Key Technical Points for Determining Arsenic and Mercury in Water Using Atomic Fluorescence Spectrophotometry

Technical principle

Atomic fluorescence photometry fluoresces based on the excitation of the element to be measured at a specific wavelength, and its fluorescence intensity is linearly with the concentration of the element within a certain range. Arsenic and mercury are converted into gaseous hydrides or atomic vapors through pretreatment, which are introduced into the atomizer by the carrier gas, and emitted characteristic fluorescence after being excited by the light source, which is measured by the detection system. The determination of arsenic and mercury is usually done by hydride-atomic fluorescence spectroscopy, and its basic reactions can be expressed as:

As⁵⁺ + Reducing Agent → AsH₃↑
Hg²⁺ + Reducing agent → Hg⁰↑

Fluorescence intensity I_fThe relationship with the concentration of the DUT c can be approximately expressed as: I_f = K · c, where K is the constant related to instrument efficiency, quantum yield, etc.

Sample preparation

Water sample preparation ensures that arsenic and mercury are completely released in measurable forms and interference is eliminated. clean water can be directly determined after acidification; Samples containing organic matter or suspended solids need to be digested. Commonly used digestion methods include nitric acid-hydrochloric acid system heating digestion or microwave-assisted digestion. Pre-reduction is often required before arsenic determination to convert pentavalent arsenic into trivalent arsenic to improve hydride generation efficiency. Mercury determination should pay attention to preventing volatilization loss, and the digestion container should be airtight. After digestion, the solution should be clear and transparent, and the acidity should be controlled within an appropriate range.

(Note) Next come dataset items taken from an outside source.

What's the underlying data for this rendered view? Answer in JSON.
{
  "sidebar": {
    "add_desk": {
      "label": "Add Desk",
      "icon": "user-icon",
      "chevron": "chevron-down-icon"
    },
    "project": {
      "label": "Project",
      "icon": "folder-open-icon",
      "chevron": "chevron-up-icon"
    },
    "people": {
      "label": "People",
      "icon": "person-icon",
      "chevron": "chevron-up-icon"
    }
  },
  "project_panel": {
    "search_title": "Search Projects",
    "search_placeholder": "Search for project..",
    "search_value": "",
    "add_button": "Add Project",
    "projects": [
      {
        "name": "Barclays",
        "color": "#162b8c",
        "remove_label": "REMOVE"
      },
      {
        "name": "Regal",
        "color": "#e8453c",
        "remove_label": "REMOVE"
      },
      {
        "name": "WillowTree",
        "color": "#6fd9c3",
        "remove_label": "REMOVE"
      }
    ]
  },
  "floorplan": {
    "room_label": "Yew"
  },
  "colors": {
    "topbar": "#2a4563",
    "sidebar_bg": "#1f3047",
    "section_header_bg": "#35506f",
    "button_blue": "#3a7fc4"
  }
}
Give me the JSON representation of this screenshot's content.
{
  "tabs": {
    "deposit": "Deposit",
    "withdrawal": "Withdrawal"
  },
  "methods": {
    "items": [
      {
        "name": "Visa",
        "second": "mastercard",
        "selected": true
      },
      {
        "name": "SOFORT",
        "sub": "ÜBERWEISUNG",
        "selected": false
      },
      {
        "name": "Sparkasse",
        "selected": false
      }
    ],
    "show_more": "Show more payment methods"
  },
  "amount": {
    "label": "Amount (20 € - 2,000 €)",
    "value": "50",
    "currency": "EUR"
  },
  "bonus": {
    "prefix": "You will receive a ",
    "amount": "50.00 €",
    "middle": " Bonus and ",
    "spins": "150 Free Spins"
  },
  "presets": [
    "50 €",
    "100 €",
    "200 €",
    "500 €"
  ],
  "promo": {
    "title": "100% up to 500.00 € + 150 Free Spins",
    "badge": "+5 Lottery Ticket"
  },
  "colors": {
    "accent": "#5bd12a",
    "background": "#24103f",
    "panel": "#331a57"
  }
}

The reasonable setting of instrument parameters has a key impact on the sensitivity and stability of the measurement. The light source lamp current, photomultiplier negative high voltage, atomizer height and temperature, carrier gas flow, etc. need to be optimized according to the instrument model and water sample matrix. Interference mainly comes from coexisting ions, such as copper, nickel, cobalt and other transition metals may inhibit hydride formation, which can be mitigated by adding masking agents such as thiourea-ascorbic acid. Mercury has a strong memory effect, so it is necessary to ensure sufficient cleaning time. When measuring continuously, baseline stability should be monitored and instrument drift correction should be performed if necessary.

The whole process of quality control should be implemented during the measurement process. This includes monitoring contamination using blank tests, controlling precision through parallel samples, and evaluating accuracy with reference materials or spike recovery. The calibration curve should be well linear within the expected concentration range, and the correlation coefficient is usually required to be no less than 0.995. Low-concentration samples can be enriched with concentration steps. The properties of arsenic and mercury vary greatly, and it is recommended to establish separate measurement procedures. The result report should indicate the detection limit, quantitative limit and source of uncertainty.

Operation and maintenance

The experiment involves strong acids, high-pressure gases and toxic hydrides, which need to be operated in a fume hood, and personnel should be equipped with protective equipment. Instrument maintenance should regularly check the airtightness, desiccant status and atomization window cleanliness. The light source should have sufficient warm-up time and should not be stored in accordance with regulations for a long time. Waste liquids should be collected and properly disposed of, and mercury-containing waste liquids should be specially disposed of.